I've been debugging the processing of a document using the pipeline defined
by DrugAggregatePlaintextUMLSProcessor.xml that results in a
StackOverflowError.
I have traced it down to what I think is the cause and have a code
modification that appears to solve the problem but there is probably a more
appropriate solution.
Is there someone who is more experienced with the code that can evaluate
the bug?
Bug Detail:
Test document text (minimal text necessary to trigger the bug):
aspirin decreased from 2:00 PM.
Call path:
generageDrugMentionsAndAnnotations
statusChangePhraseGenerator
(infinite recursion starts here)
generateAdditionalNER
generateDrugMentionsAndAnnotations
statusChangePhraseGenerator
generateAdditionalNER
...
I believe the problem occurs in generateAdditionalNER() at ~line 2213 with
getAdjustedWindowSpan() returning -1.
This causes the call to generateDrugMentionsAndAnnotations() to process the
whole document again rather than the remaining portion of the text.
Source code snippet:
} else if (drugChangeStatus.getChangeStatus().compareTo(
DrugChangeStatusToken.DECREASEFROM) == 0)
{
if (noPriorMention) {//Look for lowest value on right side
beginChunk = getAdjustedWindowSpan(jcas, beginChunk,
endSpan, true)[0];
}
String [] changeStatusArray = new String []

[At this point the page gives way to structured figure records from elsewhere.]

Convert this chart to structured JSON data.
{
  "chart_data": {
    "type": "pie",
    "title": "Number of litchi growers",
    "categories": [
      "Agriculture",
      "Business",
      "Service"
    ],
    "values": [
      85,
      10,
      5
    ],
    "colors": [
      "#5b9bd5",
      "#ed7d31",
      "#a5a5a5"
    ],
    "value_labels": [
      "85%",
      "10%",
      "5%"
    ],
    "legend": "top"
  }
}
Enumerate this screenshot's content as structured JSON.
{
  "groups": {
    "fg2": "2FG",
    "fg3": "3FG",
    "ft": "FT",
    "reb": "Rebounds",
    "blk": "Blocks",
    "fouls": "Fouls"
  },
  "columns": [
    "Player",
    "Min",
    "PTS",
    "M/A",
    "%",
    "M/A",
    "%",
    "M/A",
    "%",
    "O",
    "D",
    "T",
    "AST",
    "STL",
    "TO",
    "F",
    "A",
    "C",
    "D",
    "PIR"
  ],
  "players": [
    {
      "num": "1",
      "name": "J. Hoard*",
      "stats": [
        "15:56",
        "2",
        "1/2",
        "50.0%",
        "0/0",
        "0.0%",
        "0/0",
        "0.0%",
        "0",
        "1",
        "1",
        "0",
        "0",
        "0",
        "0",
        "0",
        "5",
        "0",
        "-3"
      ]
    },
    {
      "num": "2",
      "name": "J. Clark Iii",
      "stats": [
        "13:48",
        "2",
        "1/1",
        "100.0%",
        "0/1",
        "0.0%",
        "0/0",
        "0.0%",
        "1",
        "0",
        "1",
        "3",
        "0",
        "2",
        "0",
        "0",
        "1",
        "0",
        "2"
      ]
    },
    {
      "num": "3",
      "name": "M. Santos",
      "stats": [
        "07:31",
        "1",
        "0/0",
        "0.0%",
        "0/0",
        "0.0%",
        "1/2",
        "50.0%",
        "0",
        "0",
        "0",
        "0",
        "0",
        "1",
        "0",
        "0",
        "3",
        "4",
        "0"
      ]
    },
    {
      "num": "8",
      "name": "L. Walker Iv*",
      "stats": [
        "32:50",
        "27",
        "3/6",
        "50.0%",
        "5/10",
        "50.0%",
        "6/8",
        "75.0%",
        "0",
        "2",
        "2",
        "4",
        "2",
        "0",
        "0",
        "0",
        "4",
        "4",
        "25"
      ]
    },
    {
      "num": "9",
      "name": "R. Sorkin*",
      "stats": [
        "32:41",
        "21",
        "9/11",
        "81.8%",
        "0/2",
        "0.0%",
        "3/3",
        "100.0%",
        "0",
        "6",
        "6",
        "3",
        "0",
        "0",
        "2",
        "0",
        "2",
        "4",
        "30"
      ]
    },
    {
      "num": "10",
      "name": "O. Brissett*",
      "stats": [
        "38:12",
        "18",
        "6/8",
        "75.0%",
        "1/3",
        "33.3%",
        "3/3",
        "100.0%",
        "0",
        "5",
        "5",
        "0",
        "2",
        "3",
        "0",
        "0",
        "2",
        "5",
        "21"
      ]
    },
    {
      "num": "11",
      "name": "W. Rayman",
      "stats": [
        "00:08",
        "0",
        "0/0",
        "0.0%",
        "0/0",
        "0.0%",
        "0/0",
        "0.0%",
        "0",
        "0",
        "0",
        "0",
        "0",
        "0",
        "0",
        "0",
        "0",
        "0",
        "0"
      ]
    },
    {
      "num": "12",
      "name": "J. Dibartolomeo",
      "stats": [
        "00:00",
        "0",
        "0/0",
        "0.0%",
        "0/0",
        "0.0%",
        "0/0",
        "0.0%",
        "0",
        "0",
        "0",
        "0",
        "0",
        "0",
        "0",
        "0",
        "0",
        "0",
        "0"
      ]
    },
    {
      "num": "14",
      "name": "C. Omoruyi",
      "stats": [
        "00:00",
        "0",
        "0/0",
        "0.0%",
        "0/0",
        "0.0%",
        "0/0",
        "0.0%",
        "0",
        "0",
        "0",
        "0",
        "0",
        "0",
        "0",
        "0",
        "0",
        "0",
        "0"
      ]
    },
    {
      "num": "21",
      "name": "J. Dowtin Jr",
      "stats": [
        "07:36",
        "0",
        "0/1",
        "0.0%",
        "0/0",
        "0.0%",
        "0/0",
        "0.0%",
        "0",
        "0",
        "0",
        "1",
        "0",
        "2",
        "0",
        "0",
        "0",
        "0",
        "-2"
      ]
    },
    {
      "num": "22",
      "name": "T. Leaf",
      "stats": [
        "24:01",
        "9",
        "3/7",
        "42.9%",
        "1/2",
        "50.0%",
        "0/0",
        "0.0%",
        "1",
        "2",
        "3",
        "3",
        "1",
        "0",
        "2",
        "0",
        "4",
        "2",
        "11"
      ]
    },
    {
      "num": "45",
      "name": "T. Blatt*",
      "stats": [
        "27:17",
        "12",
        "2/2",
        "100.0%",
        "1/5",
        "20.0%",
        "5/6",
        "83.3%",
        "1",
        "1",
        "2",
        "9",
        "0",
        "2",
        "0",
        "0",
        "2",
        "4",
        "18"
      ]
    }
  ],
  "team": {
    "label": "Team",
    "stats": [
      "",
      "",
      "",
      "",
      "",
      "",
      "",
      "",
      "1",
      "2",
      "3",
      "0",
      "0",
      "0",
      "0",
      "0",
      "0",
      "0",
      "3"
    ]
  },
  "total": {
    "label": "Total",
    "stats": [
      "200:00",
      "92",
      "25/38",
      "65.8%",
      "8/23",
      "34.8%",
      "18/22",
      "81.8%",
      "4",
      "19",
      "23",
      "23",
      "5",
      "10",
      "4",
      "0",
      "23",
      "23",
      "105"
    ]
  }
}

{DrugChangeStatusToken.DECREASE, new Integer
(drugChangeStatus.getBegin()).toString(), new
Integer(drugChangeStatus.getEnd()).toString()};
generateDrugMentionsAndAnnotations(jcas,
buildNewNER, beginChunk, endSpan,
tokenDrugNER, changeStatusArray, count, globalNER);
A simple fix might be to add the two lines:
if (noPriorMention) {//Look for lowest value on right side
beginChunk = getAdjustedWindowSpan(jcas, beginChunk,
endSpan, true)[0];
--> if (beginChunk == -1)
--> beginChunk = drugChangeStatus.getEnd();
}
Changing the logic inside getAdjustedWindowSpan() might be a more correct
and complete fix, but requires a much more detailed knowledge of the code.
Your evaluation of the correctness of this code modification would be
appreciated.
Bruce Tietjen
Perfect Search Corp.